Using R I would like to take a single CSV and pull out the most common two and three word phrases. I've been searching Google and Stackoverflow and could not find a simple way to do this.

I know how to read a CSV into R but I have not found out how to extract the data into the appropriate datatype and perform operations on to get what I am looking for.

Requirements:

  1. Remove all non alpha numeric text from the CSV
  2. Replace words using a synonym list
  3. Remove words with no meaning (at, the, etc)
  4. Get a count of the common phrases for both two word phrases and three word phrases
  5. Make all text lowercase

Also, what data types are best suited for this type of analysis? dataframe? tm? corpus? etc?

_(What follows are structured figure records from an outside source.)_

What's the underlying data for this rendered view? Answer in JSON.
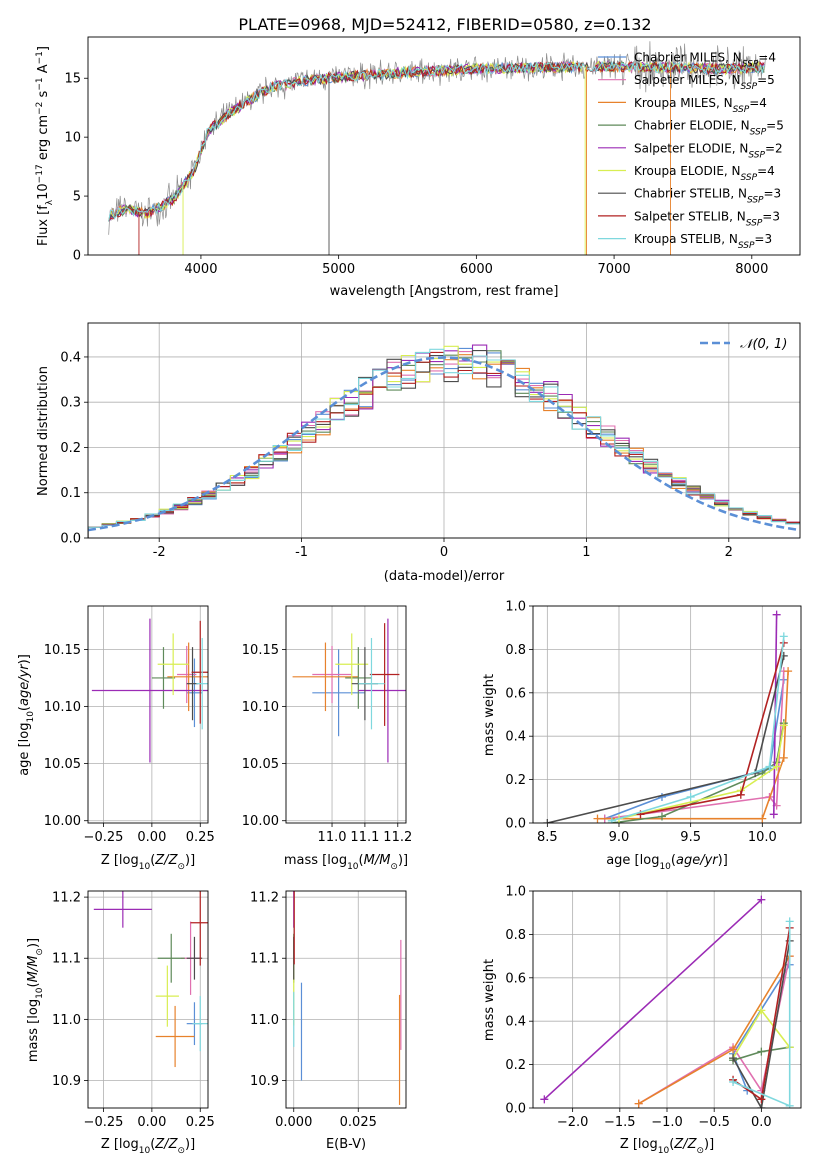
{
  "figure_title": "PLATE=0968, MJD=52412, FIBERID=0580, z=0.132",
  "colors": {
    "Chabrier MILES": "#5b8fd6",
    "Salpeter MILES": "#e070b0",
    "Kroupa MILES": "#e7822c",
    "Chabrier ELODIE": "#5f8a5a",
    "Salpeter ELODIE": "#9b2bb5",
    "Kroupa ELODIE": "#d8ee52",
    "Chabrier STELIB": "#4c4c4c",
    "Salpeter STELIB": "#b22222",
    "Kroupa STELIB": "#7fd8de",
    "normal": "#5b8fd6",
    "data": "#8c8c8c"
  },
  "chart_data": [
    {
      "id": "spectrum",
      "type": "line",
      "xlabel": "wavelength [Angstrom, rest frame]",
      "ylabel": "Flux [f_λ10^-17 erg cm^-2 s^-1 A^-1]",
      "xlim": [
        3180,
        8350
      ],
      "ylim": [
        0,
        18.5
      ],
      "xticks": [
        4000,
        5000,
        6000,
        7000,
        8000
      ],
      "yticks": [
        0,
        5,
        10,
        15
      ],
      "grid": false,
      "legend_position": "top-right",
      "legend": [
        {
          "label": "Chabrier MILES, N",
          "sub": "SSP",
          "suffix": "=4"
        },
        {
          "label": "Salpeter MILES, N",
          "sub": "SSP",
          "suffix": "=5"
        },
        {
          "label": "Kroupa MILES, N",
          "sub": "SSP",
          "suffix": "=4"
        },
        {
          "label": "Chabrier ELODIE, N",
          "sub": "SSP",
          "suffix": "=5"
        },
        {
          "label": "Salpeter ELODIE, N",
          "sub": "SSP",
          "suffix": "=2"
        },
        {
          "label": "Kroupa ELODIE, N",
          "sub": "SSP",
          "suffix": "=4"
        },
        {
          "label": "Chabrier STELIB, N",
          "sub": "SSP",
          "suffix": "=3"
        },
        {
          "label": "Salpeter STELIB, N",
          "sub": "SSP",
          "suffix": "=3"
        },
        {
          "label": "Kroupa STELIB, N",
          "sub": "SSP",
          "suffix": "=3"
        }
      ],
      "continuum": {
        "x": [
          3330,
          3450,
          3600,
          3800,
          3950,
          4050,
          4250,
          4500,
          4750,
          5000,
          5250,
          5500,
          6000,
          6500,
          7000,
          7400,
          7800,
          8100
        ],
        "y": [
          3.3,
          3.9,
          3.5,
          4.7,
          7.2,
          10.5,
          12.4,
          14.2,
          14.8,
          15.1,
          15.3,
          15.5,
          15.8,
          15.9,
          16.0,
          15.9,
          15.8,
          15.9
        ]
      }
    },
    {
      "id": "residuals",
      "type": "histogram",
      "xlabel": "(data-model)/error",
      "ylabel": "Normed distribution",
      "xlim": [
        -2.5,
        2.5
      ],
      "ylim": [
        0,
        0.475
      ],
      "xticks": [
        -2,
        -1,
        0,
        1,
        2
      ],
      "yticks": [
        0.0,
        0.1,
        0.2,
        0.3,
        0.4
      ],
      "grid": true,
      "legend_position": "top-right",
      "legend": [
        "𝒩(0, 1)"
      ],
      "bin_width": 0.1,
      "bin_start": -2.5
    },
    {
      "id": "age_vs_Z",
      "type": "errorbar",
      "xlabel": "Z [log10(Z/Z⊙)]",
      "ylabel": "age [log10(age/yr)]",
      "xlim": [
        -0.33,
        0.29
      ],
      "ylim": [
        9.998,
        10.188
      ],
      "xticks": [
        -0.25,
        0.0,
        0.25
      ],
      "yticks": [
        10.0,
        10.05,
        10.1,
        10.15
      ],
      "grid": true,
      "points": [
        {
          "model": "Chabrier MILES",
          "x": 0.22,
          "y": 10.112,
          "xerr": 0.04,
          "yerr": 0.03
        },
        {
          "model": "Salpeter MILES",
          "x": 0.18,
          "y": 10.128,
          "xerr": 0.05,
          "yerr": 0.025
        },
        {
          "model": "Kroupa MILES",
          "x": 0.19,
          "y": 10.126,
          "xerr": 0.11,
          "yerr": 0.03
        },
        {
          "model": "Chabrier ELODIE",
          "x": 0.06,
          "y": 10.125,
          "xerr": 0.06,
          "yerr": 0.027
        },
        {
          "model": "Salpeter ELODIE",
          "x": -0.01,
          "y": 10.114,
          "xerr": 0.3,
          "yerr": 0.063
        },
        {
          "model": "Kroupa ELODIE",
          "x": 0.11,
          "y": 10.137,
          "xerr": 0.08,
          "yerr": 0.027
        },
        {
          "model": "Chabrier STELIB",
          "x": 0.21,
          "y": 10.12,
          "xerr": 0.03,
          "yerr": 0.032
        },
        {
          "model": "Salpeter STELIB",
          "x": 0.25,
          "y": 10.13,
          "xerr": 0.045,
          "yerr": 0.045
        },
        {
          "model": "Kroupa STELIB",
          "x": 0.26,
          "y": 10.12,
          "xerr": 0.03,
          "yerr": 0.04
        }
      ]
    },
    {
      "id": "age_vs_mass",
      "type": "errorbar",
      "xlabel": "mass [log10(M/M⊙)]",
      "ylabel": "",
      "xlim": [
        10.86,
        11.225
      ],
      "ylim": [
        9.998,
        10.188
      ],
      "xticks": [
        11.0,
        11.1,
        11.2
      ],
      "yticks": [
        10.0,
        10.05,
        10.1,
        10.15
      ],
      "grid": true,
      "points": [
        {
          "model": "Chabrier MILES",
          "x": 11.02,
          "y": 10.112,
          "xerr": 0.08,
          "yerr": 0.038
        },
        {
          "model": "Salpeter MILES",
          "x": 11.0,
          "y": 10.128,
          "xerr": 0.06,
          "yerr": 0.025
        },
        {
          "model": "Kroupa MILES",
          "x": 10.98,
          "y": 10.126,
          "xerr": 0.1,
          "yerr": 0.03
        },
        {
          "model": "Chabrier ELODIE",
          "x": 11.08,
          "y": 10.125,
          "xerr": 0.04,
          "yerr": 0.027
        },
        {
          "model": "Salpeter ELODIE",
          "x": 11.17,
          "y": 10.114,
          "xerr": 0.09,
          "yerr": 0.063
        },
        {
          "model": "Kroupa ELODIE",
          "x": 11.06,
          "y": 10.137,
          "xerr": 0.05,
          "yerr": 0.027
        },
        {
          "model": "Chabrier STELIB",
          "x": 11.1,
          "y": 10.12,
          "xerr": 0.04,
          "yerr": 0.032
        },
        {
          "model": "Salpeter STELIB",
          "x": 11.16,
          "y": 10.128,
          "xerr": 0.045,
          "yerr": 0.045
        },
        {
          "model": "Kroupa STELIB",
          "x": 11.12,
          "y": 10.12,
          "xerr": 0.04,
          "yerr": 0.04
        }
      ]
    },
    {
      "id": "weight_vs_age",
      "type": "line",
      "xlabel": "age [log10(age/yr)]",
      "ylabel": "mass weight",
      "xlim": [
        8.4,
        10.27
      ],
      "ylim": [
        0,
        1.0
      ],
      "xticks": [
        8.5,
        9.0,
        9.5,
        10.0
      ],
      "yticks": [
        0.0,
        0.2,
        0.4,
        0.6,
        0.8,
        1.0
      ],
      "grid": true,
      "series": [
        {
          "model": "Chabrier MILES",
          "x": [
            8.9,
            9.3,
            10.05,
            10.15
          ],
          "y": [
            0.02,
            0.12,
            0.25,
            0.66
          ]
        },
        {
          "model": "Salpeter MILES",
          "x": [
            8.9,
            9.15,
            10.05,
            10.1,
            10.15
          ],
          "y": [
            0.02,
            0.04,
            0.12,
            0.08,
            0.7
          ]
        },
        {
          "model": "Kroupa MILES",
          "x": [
            8.85,
            10.0,
            10.15,
            10.18
          ],
          "y": [
            0.02,
            0.02,
            0.3,
            0.7
          ]
        },
        {
          "model": "Chabrier ELODIE",
          "x": [
            8.95,
            9.3,
            10.0,
            10.1,
            10.15
          ],
          "y": [
            0.0,
            0.03,
            0.23,
            0.28,
            0.46
          ]
        },
        {
          "model": "Salpeter ELODIE",
          "x": [
            10.08,
            10.1
          ],
          "y": [
            0.04,
            0.96
          ]
        },
        {
          "model": "Kroupa ELODIE",
          "x": [
            9.0,
            9.85,
            10.1,
            10.15
          ],
          "y": [
            0.02,
            0.15,
            0.26,
            0.45
          ]
        },
        {
          "model": "Chabrier STELIB",
          "x": [
            8.5,
            9.95,
            10.15
          ],
          "y": [
            0.0,
            0.23,
            0.77
          ]
        },
        {
          "model": "Salpeter STELIB",
          "x": [
            9.15,
            9.85,
            10.15
          ],
          "y": [
            0.04,
            0.13,
            0.83
          ]
        },
        {
          "model": "Kroupa STELIB",
          "x": [
            8.95,
            9.5,
            10.05,
            10.15
          ],
          "y": [
            0.01,
            0.12,
            0.26,
            0.86
          ]
        }
      ]
    },
    {
      "id": "mass_vs_Z",
      "type": "errorbar",
      "xlabel": "Z [log10(Z/Z⊙)]",
      "ylabel": "mass [log10(M/M⊙)]",
      "xlim": [
        -0.33,
        0.29
      ],
      "ylim": [
        10.855,
        11.21
      ],
      "xticks": [
        -0.25,
        0.0,
        0.25
      ],
      "yticks": [
        10.9,
        11.0,
        11.1,
        11.2
      ],
      "grid": true,
      "points": [
        {
          "model": "Chabrier MILES",
          "x": 0.22,
          "y": 10.993,
          "xerr": 0.04,
          "yerr": 0.035
        },
        {
          "model": "Salpeter MILES",
          "x": 0.2,
          "y": 11.1,
          "xerr": 0.05,
          "yerr": 0.06
        },
        {
          "model": "Kroupa MILES",
          "x": 0.12,
          "y": 10.972,
          "xerr": 0.1,
          "yerr": 0.05
        },
        {
          "model": "Chabrier ELODIE",
          "x": 0.1,
          "y": 11.1,
          "xerr": 0.07,
          "yerr": 0.04
        },
        {
          "model": "Salpeter ELODIE",
          "x": -0.15,
          "y": 11.18,
          "xerr": 0.15,
          "yerr": 0.03
        },
        {
          "model": "Kroupa ELODIE",
          "x": 0.08,
          "y": 11.038,
          "xerr": 0.06,
          "yerr": 0.05
        },
        {
          "model": "Chabrier STELIB",
          "x": 0.22,
          "y": 11.1,
          "xerr": 0.04,
          "yerr": 0.035
        },
        {
          "model": "Salpeter STELIB",
          "x": 0.25,
          "y": 11.158,
          "xerr": 0.05,
          "yerr": 0.07
        },
        {
          "model": "Kroupa STELIB",
          "x": 0.25,
          "y": 10.993,
          "xerr": 0.04,
          "yerr": 0.045
        }
      ]
    },
    {
      "id": "mass_vs_ebv",
      "type": "errorbar",
      "xlabel": "E(B-V)",
      "ylabel": "",
      "xlim": [
        -0.003,
        0.0435
      ],
      "ylim": [
        10.855,
        11.21
      ],
      "xticks": [
        0.0,
        0.025
      ],
      "yticks": [
        10.9,
        11.0,
        11.1,
        11.2
      ],
      "xtick_labels": [
        "0.000",
        "0.025"
      ],
      "grid": true,
      "points": [
        {
          "model": "Chabrier MILES",
          "x": 0.003,
          "y": 10.98,
          "xerr": 0.0,
          "yerr": 0.08
        },
        {
          "model": "Salpeter MILES",
          "x": 0.0415,
          "y": 11.04,
          "xerr": 0.0,
          "yerr": 0.09
        },
        {
          "model": "Kroupa MILES",
          "x": 0.041,
          "y": 10.95,
          "xerr": 0.0,
          "yerr": 0.09
        },
        {
          "model": "Chabrier ELODIE",
          "x": 0.0,
          "y": 11.1,
          "xerr": 0.0,
          "yerr": 0.04
        },
        {
          "model": "Salpeter ELODIE",
          "x": 0.0,
          "y": 11.18,
          "xerr": 0.0,
          "yerr": 0.03
        },
        {
          "model": "Kroupa ELODIE",
          "x": 0.0,
          "y": 11.04,
          "xerr": 0.0,
          "yerr": 0.05
        },
        {
          "model": "Chabrier STELIB",
          "x": 0.0,
          "y": 11.1,
          "xerr": 0.0,
          "yerr": 0.035
        },
        {
          "model": "Salpeter STELIB",
          "x": 0.0002,
          "y": 11.16,
          "xerr": 0.0,
          "yerr": 0.07
        },
        {
          "model": "Kroupa STELIB",
          "x": 0.0,
          "y": 11.0,
          "xerr": 0.0,
          "yerr": 0.045
        }
      ]
    },
    {
      "id": "weight_vs_Z",
      "type": "line",
      "xlabel": "Z [log10(Z/Z⊙)]",
      "ylabel": "mass weight",
      "xlim": [
        -2.42,
        0.42
      ],
      "ylim": [
        0,
        1.0
      ],
      "xticks": [
        -2.0,
        -1.5,
        -1.0,
        -0.5,
        0.0
      ],
      "yticks": [
        0.0,
        0.2,
        0.4,
        0.6,
        0.8,
        1.0
      ],
      "grid": true,
      "series": [
        {
          "model": "Chabrier MILES",
          "x": [
            -0.15,
            -0.3,
            0.3
          ],
          "y": [
            0.08,
            0.25,
            0.66
          ]
        },
        {
          "model": "Salpeter MILES",
          "x": [
            -1.3,
            -0.3,
            0.0,
            0.3
          ],
          "y": [
            0.02,
            0.28,
            0.08,
            0.7
          ]
        },
        {
          "model": "Kroupa MILES",
          "x": [
            -1.3,
            -0.3,
            0.3
          ],
          "y": [
            0.02,
            0.27,
            0.7
          ]
        },
        {
          "model": "Chabrier ELODIE",
          "x": [
            -0.3,
            0.0,
            0.3
          ],
          "y": [
            0.22,
            0.26,
            0.28
          ]
        },
        {
          "model": "Salpeter ELODIE",
          "x": [
            -2.3,
            0.0
          ],
          "y": [
            0.04,
            0.96
          ]
        },
        {
          "model": "Kroupa ELODIE",
          "x": [
            -0.3,
            0.0,
            0.3
          ],
          "y": [
            0.23,
            0.45,
            0.28
          ]
        },
        {
          "model": "Chabrier STELIB",
          "x": [
            -0.3,
            0.0,
            0.3
          ],
          "y": [
            0.23,
            0.0,
            0.77
          ]
        },
        {
          "model": "Salpeter STELIB",
          "x": [
            -0.3,
            0.0,
            0.3
          ],
          "y": [
            0.13,
            0.04,
            0.83
          ]
        },
        {
          "model": "Kroupa STELIB",
          "x": [
            -0.3,
            0.3,
            0.3
          ],
          "y": [
            0.12,
            0.01,
            0.86
          ]
        }
      ]
    }
  ]
}
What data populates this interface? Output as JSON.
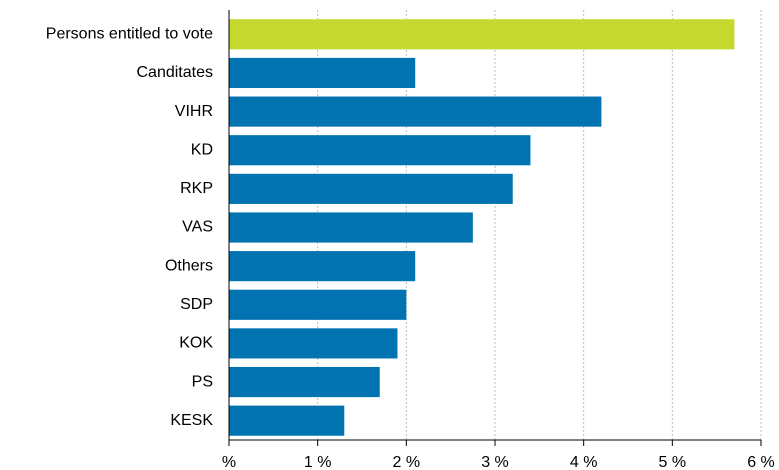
{
  "chart_data": {
    "type": "bar",
    "orientation": "horizontal",
    "categories": [
      "Persons entitled to vote",
      "Canditates",
      "VIHR",
      "KD",
      "RKP",
      "VAS",
      "Others",
      "SDP",
      "KOK",
      "PS",
      "KESK"
    ],
    "values": [
      5.7,
      2.1,
      4.2,
      3.4,
      3.2,
      2.75,
      2.1,
      2.0,
      1.9,
      1.7,
      1.3
    ],
    "colors": [
      "#c5d82e",
      "#0073b0",
      "#0073b0",
      "#0073b0",
      "#0073b0",
      "#0073b0",
      "#0073b0",
      "#0073b0",
      "#0073b0",
      "#0073b0",
      "#0073b0"
    ],
    "xlim": [
      0,
      6
    ],
    "xticks": [
      {
        "value": 0,
        "label": "%"
      },
      {
        "value": 1,
        "label": "1 %"
      },
      {
        "value": 2,
        "label": "2 %"
      },
      {
        "value": 3,
        "label": "3 %"
      },
      {
        "value": 4,
        "label": "4 %"
      },
      {
        "value": 5,
        "label": "5 %"
      },
      {
        "value": 6,
        "label": "6 %"
      }
    ],
    "grid": true
  }
}
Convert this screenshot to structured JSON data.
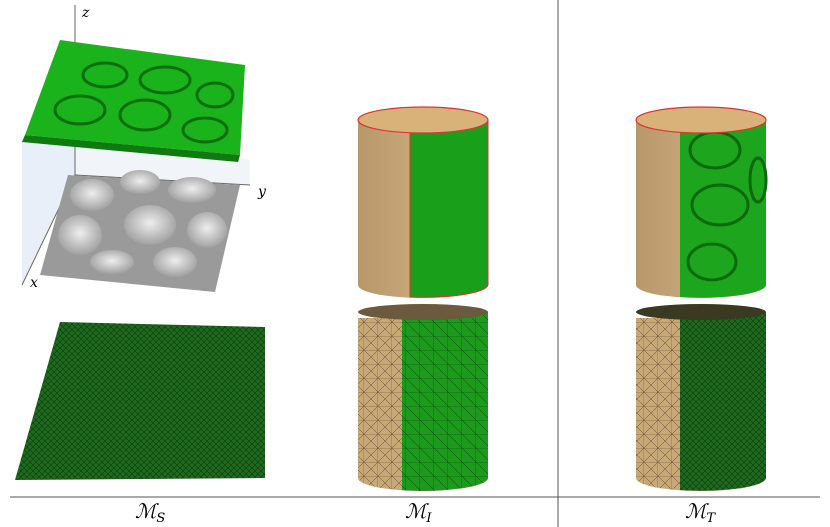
{
  "figure": {
    "axis_labels": {
      "z": "z",
      "y": "y",
      "x": "x"
    },
    "captions": [
      {
        "symbol": "ℳ",
        "subscript": "S"
      },
      {
        "symbol": "ℳ",
        "subscript": "I"
      },
      {
        "symbol": "ℳ",
        "subscript": "T"
      }
    ]
  }
}
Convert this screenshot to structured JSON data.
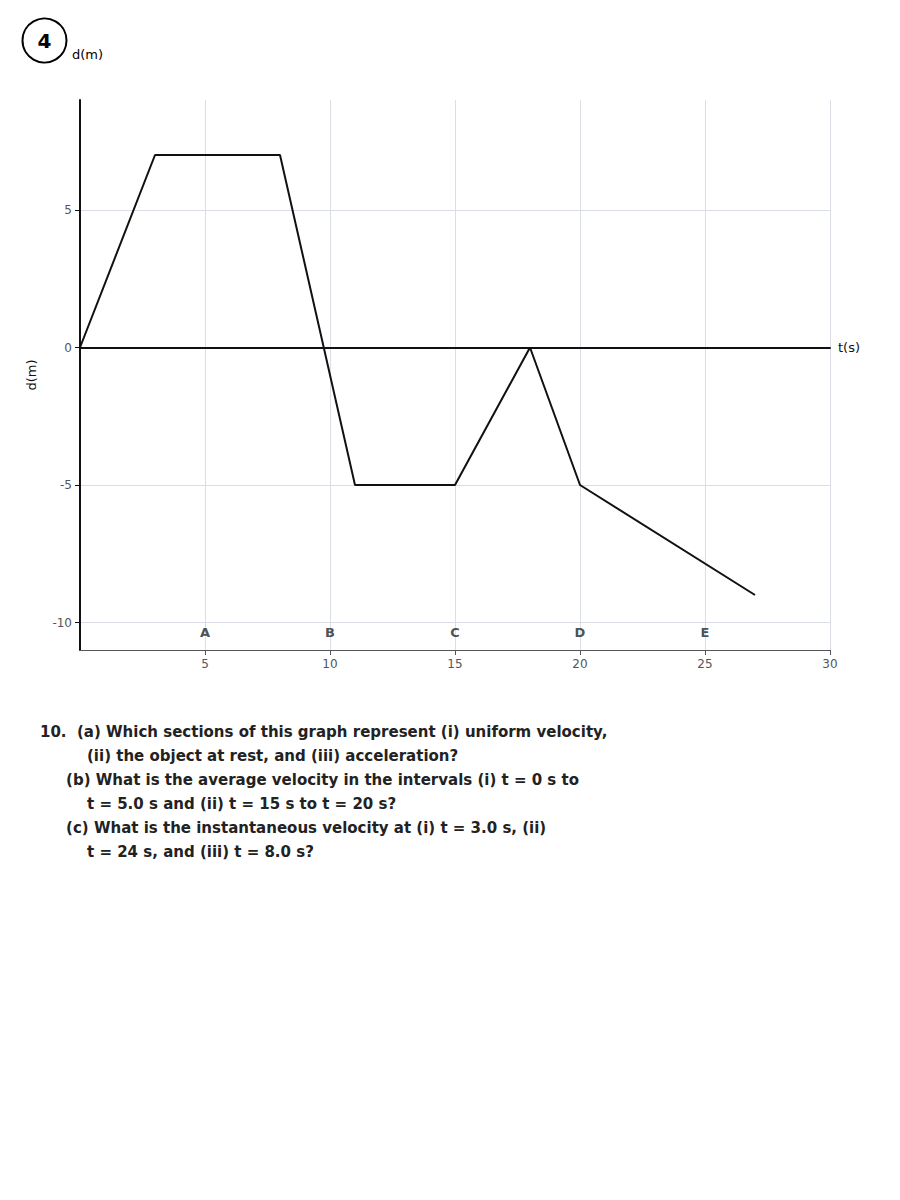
{
  "chart_data": {
    "type": "line",
    "xlabel": "t(s)",
    "ylabel": "d(m)",
    "x": [
      0,
      3,
      8,
      11,
      15,
      18,
      20,
      27
    ],
    "values": [
      0,
      7,
      7,
      -5,
      -5,
      0,
      -5,
      -9
    ],
    "color": "#111111",
    "xlim": [
      0,
      30
    ],
    "ylim": [
      -11,
      9
    ],
    "xticks": [
      5,
      10,
      15,
      20,
      25,
      30
    ],
    "yticks": [
      -10,
      -5,
      0,
      5
    ],
    "grid": true,
    "annotations": [
      {
        "text": "4",
        "marker": "circle"
      },
      {
        "text": "d(m)"
      },
      {
        "text": "A",
        "x": 5
      },
      {
        "text": "B",
        "x": 10
      },
      {
        "text": "C",
        "x": 15
      },
      {
        "text": "D",
        "x": 20
      },
      {
        "text": "E",
        "x": 25
      }
    ],
    "question": [
      "10.  (a) Which sections of this graph represent (i) uniform velocity,",
      "         (ii) the object at rest, and (iii) acceleration?",
      "     (b) What is the average velocity in the intervals (i) t = 0 s to",
      "         t = 5.0 s and (ii) t = 15 s to t = 20 s?",
      "     (c) What is the instantaneous velocity at (i) t = 3.0 s, (ii)",
      "         t = 24 s, and (iii) t = 8.0 s?"
    ]
  }
}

My_SRs <- read.csv("C:/example_folder/username/Documents/my_data.csv")

Thanks in advance!


1 Answer: 

The tm package () will do what you are looking for.

From the manual, to load a file:

txt <- system.file("my_data.csv", control = list(removePunctuation = TRUE,
    removeNumbers = TRUE, tolower = TRUE, stopwords = TRUE)))

Create a corpus:

Corpus(DirSource(txt)

From there, you can use TermDocumentMatrix or go a different route with PlainTextDocument and termFreq to deliver word frequencies.